How hydrological connectivity controls sediment phosphorus release in a river–floodplain system

River–floodplain systems are multifunctional and hydrologically dynamic systems that provide key ecosystem services, including water storage and nutrient retention. Albeit reduced phosphorus (P) inputs to freshwater systems, eutrophication remains widespread. In shallow systems such as floodplains, sediment P released through microbial mineralisation can sustain high nutrient concentrations in water. Lateral hydrological connectivity further shapes sediment nutrient fluxes and microbial processes by changing biogeochemical conditions. However, the mechanistic pathways linking hydrological dynamics to sediment P release remain insufficiently understood.

Here, we synthesise findings from three complementary studies combining field campaigns along a hydrological river-floodplain gradient with experimental drought–rewetting incubations. We propose a framework in which hydrological connectivity functions as the ultimate driver, regulating microbial activity and organic matter quality, which in turn act as proximate drivers of sediment P release.

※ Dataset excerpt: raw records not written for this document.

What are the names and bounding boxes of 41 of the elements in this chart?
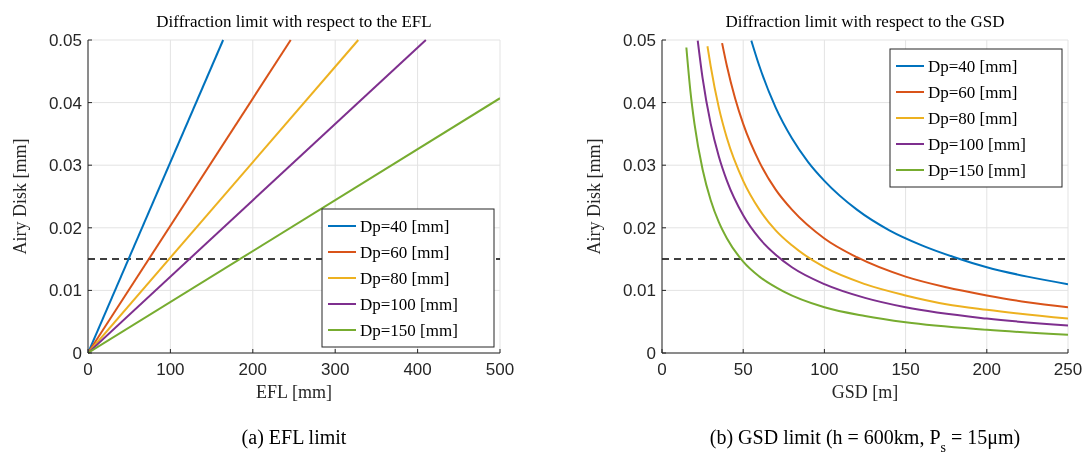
legend-label: Dp=60 [mm]	[360, 243, 450, 262]
y-tick-label: 0.03	[48, 156, 82, 176]
x-tick-label: 150	[891, 360, 920, 379]
line-series	[750, 39, 1068, 286]
y-axis-title: Airy Disk [mm]	[584, 138, 604, 255]
y-tick-label: 0.05	[48, 31, 82, 50]
legend-label: Dp=40 [mm]	[360, 217, 450, 236]
y-tick-label: 0.01	[622, 281, 656, 301]
x-tick-label: 300	[321, 360, 350, 379]
y-tick-label: 0.04	[622, 93, 656, 113]
legend-label: Dp=80 [mm]	[928, 109, 1018, 128]
y-tick-label: 0.04	[48, 93, 82, 113]
legend-label: Dp=150 [mm]	[928, 161, 1026, 180]
x-tick-label: 100	[810, 360, 839, 379]
text: (a) EFL limit	[241, 426, 347, 449]
legend-label: Dp=80 [mm]	[360, 269, 450, 288]
x-tick-label: 200	[238, 360, 267, 379]
x-axis-title: GSD [m]	[831, 382, 899, 402]
text: (b) GSD limit (h = 600km, P$_{s}$ = 15μm)	[709, 426, 1021, 452]
legend-label: Dp=60 [mm]	[928, 83, 1018, 102]
x-axis-title: EFL [mm]	[256, 382, 332, 402]
legend-label: Dp=100 [mm]	[928, 135, 1026, 154]
x-tick-label: 500	[485, 360, 515, 379]
y-tick-label: 0	[72, 344, 82, 363]
x-tick-label: 50	[733, 360, 753, 379]
chart-title: Diffraction limit with respect to the GSD	[725, 12, 1005, 31]
legend-label: Dp=40 [mm]	[928, 57, 1018, 76]
y-tick-label: 0	[646, 344, 656, 363]
y-tick-label: 0.01	[48, 281, 82, 301]
x-tick-label: 200	[972, 360, 1001, 379]
x-tick-label: 250	[1053, 360, 1083, 379]
y-tick-label: 0.02	[622, 218, 656, 238]
chart-title: Diffraction limit with respect to the EFL	[156, 12, 432, 31]
y-tick-label: 0.03	[622, 156, 656, 176]
y-axis-title: Airy Disk [mm]	[10, 138, 30, 255]
y-tick-label: 0.02	[48, 218, 82, 238]
legend-label: Dp=100 [mm]	[360, 295, 458, 314]
y-tick-label: 0.05	[622, 31, 656, 50]
legend-label: Dp=150 [mm]	[360, 321, 458, 340]
x-tick-label: 100	[156, 360, 185, 379]
x-tick-label: 400	[403, 360, 432, 379]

Across a hydrological gradient in a floodplain of the German Elbe River, we find that hydrological connectivity between floodplain water bodies and the main river consistently mediates sediment P release. Field measurements during floodplain connection and retraction phases revealed spatially distinct dynamics, with P release increasing progressively along the hydrological gradient during retraction. This pattern coincided with enhanced sediment phosphatase enzyme activity and organic matter concentrations. An experimental drought-rewetting incubation further showed that short-term drought modifies microbial controls on sediment P release but exerts weaker effects than long-term hydrological connectivity. Moreover, we observed P release under oxic conditions, which was linked to heterotrophic microbial carbon use and humic-like dissolved organic matter.

Our findings collectively suggest that P fluxes are shaped by hydrologically mediated shifts in microbial organic matter decomposition, with hydrological connectivity possibly defining the boundary conditions under which microbial processes operate. Ultimately, hydrological connectivity should be integrated into river–floodplain research for its simultaneous effects on phosphorus transport and turnover.